The final essay “An Open Letter to My Future Adult Children” circles back to a theme of an earlier essay, in which Lopesi struggles to overcome the patriarchy by winning at the patriarchy with overwork and achievement defined by others. In doing this she says, she was in some ways denying herself the role of a mother. By ending the collection with a resonant letter to her children, she firmly reconciles her position.

There will be readers who stumble over words like intersectionality and who are unable to cling on during the excursions into dense academic phrasing. But this is beside the point; it’s a deeply authentic work, and wouldn’t be so without Lopesi using this platform for the questions and philosophy that has captured her intellectual curiosity for years. “The personal is structural” she states firmly in the penultimate essay “Becoming a Bloody Woman.” Lopesi also has a practicality that is refreshing in the modern cacophony of noise around identity and activism. On the well-traversed problems with feminism as a word she says “Not liking a word, or having trouble finding the right non-problematic word, doesn’t feel like enough reason to not do the work.”

It was hard not to write myself into this review. To be an Indigenous essayist from the same generation, reading each other is still a fizzing, rare, real pleasure. If Lana was my friend I would have messaged her constantly while reading her book, yasss queening her, sending snapshots of the passages I’d underlined, quoting her back to herself endlessly “mf this is genius.”

But that interpretation of this collection of essays would have been limiting, because, as a meticulously researched and persuasively argued piece of work it opens a door for anyone, from any background, with a curious mind. This work has a natural home with Bridget Williams Books, a publisher known for introducing readers to thoughtful explorations of contemporary social issues. The best writing is essential cultural infrastructure and we’re fortunate to live in the age of the essay.

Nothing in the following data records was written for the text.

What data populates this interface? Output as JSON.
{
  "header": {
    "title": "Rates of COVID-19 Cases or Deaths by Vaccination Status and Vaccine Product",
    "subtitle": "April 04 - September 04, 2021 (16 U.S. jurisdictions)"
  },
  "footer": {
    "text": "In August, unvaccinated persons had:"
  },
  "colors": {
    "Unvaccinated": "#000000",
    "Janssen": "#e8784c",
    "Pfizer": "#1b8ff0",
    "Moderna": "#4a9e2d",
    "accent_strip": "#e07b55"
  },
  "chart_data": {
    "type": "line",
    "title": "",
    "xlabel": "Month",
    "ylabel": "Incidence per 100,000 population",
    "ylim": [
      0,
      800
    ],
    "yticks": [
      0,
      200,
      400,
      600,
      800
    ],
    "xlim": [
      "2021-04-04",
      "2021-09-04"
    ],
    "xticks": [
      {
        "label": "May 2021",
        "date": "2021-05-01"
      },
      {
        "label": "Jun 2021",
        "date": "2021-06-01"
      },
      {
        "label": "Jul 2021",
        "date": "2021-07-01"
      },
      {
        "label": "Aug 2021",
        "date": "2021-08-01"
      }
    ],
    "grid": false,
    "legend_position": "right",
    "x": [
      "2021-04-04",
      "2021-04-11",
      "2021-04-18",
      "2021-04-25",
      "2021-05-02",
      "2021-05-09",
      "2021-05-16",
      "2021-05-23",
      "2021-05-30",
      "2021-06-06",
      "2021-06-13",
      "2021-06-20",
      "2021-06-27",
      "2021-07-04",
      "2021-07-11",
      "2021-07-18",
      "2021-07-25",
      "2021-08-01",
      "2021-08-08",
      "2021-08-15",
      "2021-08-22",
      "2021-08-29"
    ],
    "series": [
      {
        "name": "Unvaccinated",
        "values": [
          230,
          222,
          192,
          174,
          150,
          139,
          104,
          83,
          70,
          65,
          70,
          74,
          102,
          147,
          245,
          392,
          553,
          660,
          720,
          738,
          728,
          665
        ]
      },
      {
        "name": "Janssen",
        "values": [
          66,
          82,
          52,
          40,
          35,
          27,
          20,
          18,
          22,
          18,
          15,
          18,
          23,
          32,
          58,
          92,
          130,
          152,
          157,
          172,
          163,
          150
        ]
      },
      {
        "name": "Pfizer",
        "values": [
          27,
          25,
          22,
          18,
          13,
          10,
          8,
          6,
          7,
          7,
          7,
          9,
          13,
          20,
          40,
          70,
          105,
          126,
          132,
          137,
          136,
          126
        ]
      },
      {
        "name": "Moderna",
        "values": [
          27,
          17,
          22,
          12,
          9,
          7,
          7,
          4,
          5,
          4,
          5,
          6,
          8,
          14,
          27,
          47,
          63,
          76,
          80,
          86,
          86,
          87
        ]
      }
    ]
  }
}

We have an abundance of pillars to build ourselves out of a past and present that has glorified some at the expense of others, among which Lana Lopesi stands firm. In her own words, “Power structures are sustained and maintained by ongoing cooperation, only complicated by action. And I don’t want to cooperate any more.”

Bloody Woman by Lana Lopesi (Bridget Williams Books, $39.99) is available in bookstores nationwide.